I was in the zone of being correct and right about this ask. I tried to be nice and simply, yet firmly (which is not the same as aggressively) advocated for my health and for my and everyone’s right to be out and about in our streets, in my neighborhood, amongst compassionate neighbors that realize that this isn’t only their show, OK. Like, if you keep walking south on Taylor and down the hill past California, there is the Tenderloin, which is still in a decades-old public-health and public-safety crisis made only worse by COVID-19. Like, get a grip.
Wake up! People are dying, and these two intergenerationally privileged wastes of oxygen were out to take in the new day (by all means, good for them), drink a cup of coffee on the go (to each their own, but why is eatin’ and drinkin’ on the go a thing, anyway – like, chill, treat yourself, and re-fuckin’-lax, preferably at home; you need it), and flex in the least useful way possible, given the current moment we are all living. But some people cannot help themselves.
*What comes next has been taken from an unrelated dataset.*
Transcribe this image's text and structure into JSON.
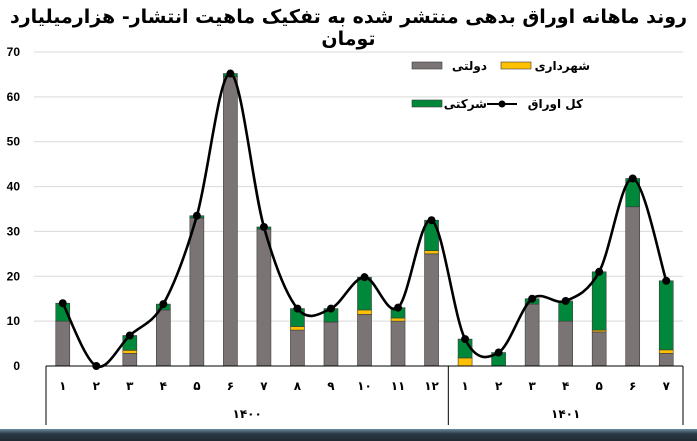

I tried to be nice. All this unpleasantness could have been well avoided had they owned their shit. But no. Oh no. Them? Nooo. Nope. She was in the zone of being completely wrong on this issue, and of not caring, and of where she comes from. The land of white entitlement.
We are all on the same fucking planet, for real, and she is, for all intents and purposes, also some sort of human being – so why couldn’t she and her spawn play by the same fucking rules that apply (unfairly) to everyone else instead of capriciously arguing about something (covering our noses and mouths with masks so we don’t get sick or infect others with COVID-19) that is not up for discussion. Right?
I tried to rise, but she thought I could be dismissed, that my health or that of any other passerby did not matter as much as her freedom and right to walk around the neighborhood unmasked and stop at a corner to take pics of a hilly row of parked cars or whatever. You know, live.
She probably thought I was just another brown bitch to ignore, but she was wrong. I will not be silenced, and I definitely will not go down quietly pretending this type of indifference isn’t happening, because it is, and it is deadly. I’m certainly done tacitly allowing my neighbors to burrow deeper into their bubbles.
And to the neighbor who was bothered by our noise and who popped out to the window to tell me to pipe down because it’s Sunday, I say, tell it to the dead, lady.